[can of worms]
Hmm... Researching, it looks like this was an issue of theory meeting practice and in theory I was wrong...
Steamking said:
I don't think so. Using the waste heat to boil the water into steam, run the steam thru a turbine, and re-condense it for a closed system necessarily introduces additional inefficiencies into the process of turning waste heat into electrical energy.
I'm not saying the added steam plant is 100% efficient. What I'm saying is that the added steam plant does not ever harm the efficiency of the ICE you connect it to and if anything will improve the efficiency due to the lower exhaust manifold pressure it creates - in addition to recovering some of the waste heat.
A turbocharger, on the other hand, obstructs the flow of the exhaust and
can harm the [fuel] efficiency of the engine. Because there are several different possible cases for comparing, there isn't a single answer on fuel efficiency...
cjl said:
...a turbocharged engine...is indeed more efficient than a naturally aspirated engine of the same power output.
That's a little tricky due to the several ways to generate the same power output:
Case 1: Smaller displacement engine of the same peak power as a larger displacement engine.

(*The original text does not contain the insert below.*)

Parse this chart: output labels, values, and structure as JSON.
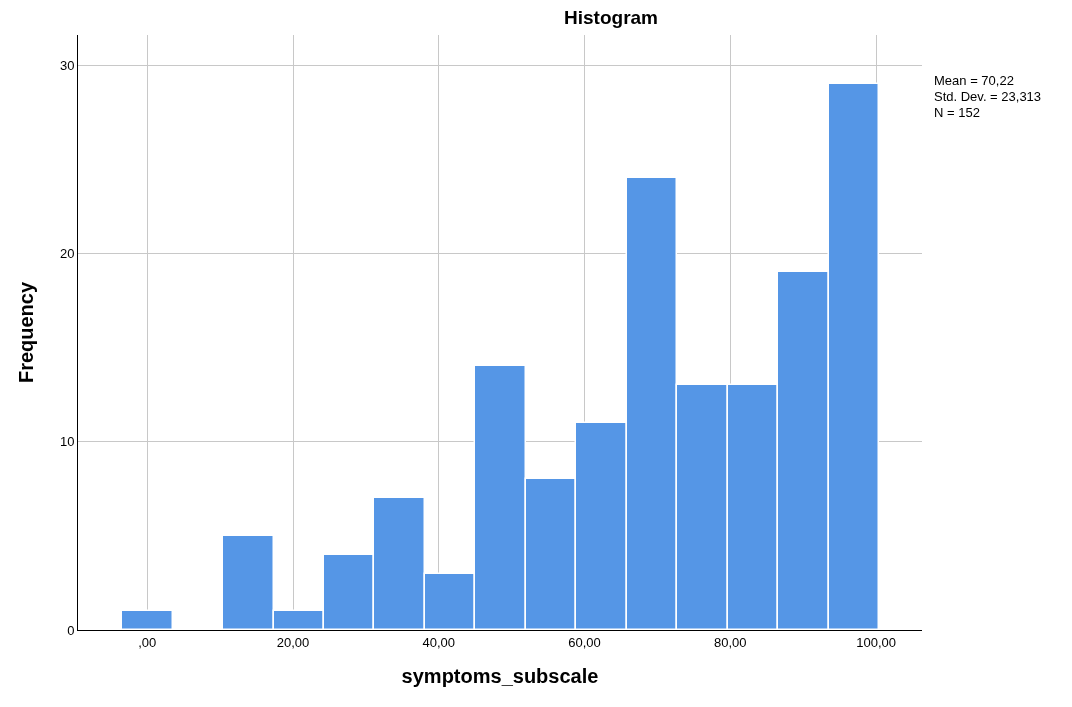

This will generally be more efficient. But that isn't the scenario being discussed:
Case 2 (OP Scenario): Retrofit an existing engine for a turbo. Efficiency will be improved in some of the operating range, but not all of it - particularly not in the lower end or at idle.
Case 3 (OP alternate): Turbo running a generator. It may hold an advantage in total system efficiency due to the higher efficiency of the electric generator vs the car engine.
Some examples:
I drive a Kia Optima, which has the following engines/fuel economies:
2.4L, 200hp -- 28 mpg combined
2.0L Turbo, 274hp -- 26 mph combined
I drive the turbo. The combined fuel economy I get is even worse due to very bad city fuel economy. Seems at idle it still uses a lot of fuel to keep the turbo spinning.
Conversely, here's an article about a VW, with a 2.0 and 2.0 turbo:
http://www.autospeed.com/cms/A_109931/article.html
The turbo is slightly more efficient.
It is likely true that the smaller the engine, the more benefit and less penalty you get from a turbo since the smaller engine will tend to be running at a higher fraction of full power.
My view of the steamer concept for heat recovery is that it probably has more potential for efficiency increases because it isn't at all parasitic at idle, unlike the turbo.